Frankfurt – Libreville: 9 hours 15; Vienna / Zurich – Libreville: 11 hours; Paris – Libreville: 6 hours 45.
Arrival by car
Roads lead to Bitam and Ambam (Cameroon), Bata via Cocobeach (Equatorial Guinea) and into the Congo. Only around 10% of the road network, which is in poor overall condition, is paved. Much of Gabon is virgin forest. During the rainy season, the roads are hardly passable even with all-wheel drive.
Arrival by ship
Main port: Owenda, 10 km from Libreville. Regular ferry service from Libreville to São Tomé. Cargo ships sometimes take passengers with them on their way to Cameroon; Information on site.
ON THE GO
Traveling by plane
There are around 200 runways.
Air Service Gabon (X7) and Avirex Gabon (G2) fly from Libreville to
Franceville, Gamba, Koulamoutou, Makokou, Mouila, Oyem, Port Gentil and Tchibanga.
On the way by car / bus
The road network covers 7518 km, of which only 614 km are paved. Most of the country consists of impenetrable jungle with almost impassable roads. Driving is not recommended during the rainy season (October to mid-December and February to mid-May). There is no road connection from Port-Gentil to Libreville or any other part of the country. Road checks, where you have to identify yourself and show vehicle documents, are to be expected.

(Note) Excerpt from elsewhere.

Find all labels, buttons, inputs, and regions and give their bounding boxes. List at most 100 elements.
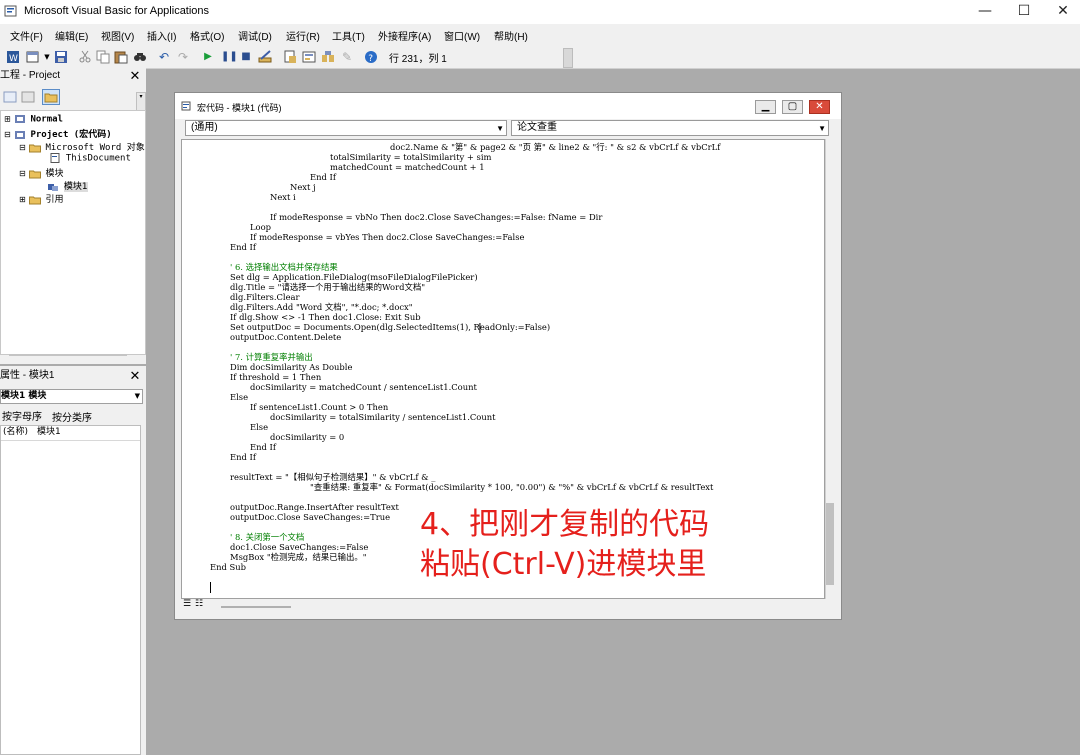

Long-distance bus:The connection between the cities is made by minibuses or trucks. There are daily minibus connections between Libreville and Lambaréné, Mouila, Oyem and Bitam (the trip to Oyem and Bitam generally includes an overnight stay). Seats can be reserved in Libreville. There are also larger buses to Mouila (and on other routes from Mouila).
Rental cars can be rented in the larger hotels or at the airport.
Documentation: International driver’s license and international insurance required.
Traveling in the city
Numerous shared taxis are available in all larger towns. Prices are different. There are also bus connections in Port Gentil and Masuku (Franceville). Taxi tariffs are not fixed and should be negotiated in advance.
On the go by train
The Trans-Gabon railway connects Libreville (Owendo station, 10 km from the city center) with Lastoursville, Booué and Franceville. The route is to be extended to Brazzaville (Republic of the Congo). Tickets should be purchased in advance as the train charges double the fare. Children between four and eleven years pay half, children under four travel free.
On the way by ship
Ferries on the coast connect Libreville with Port-Gentil (travel time: 4 hours). Ships operate on the Ogoué River between Port Gentil and Lambaréné (travel time: 10-24 hours). Some river boats go to N’djolé.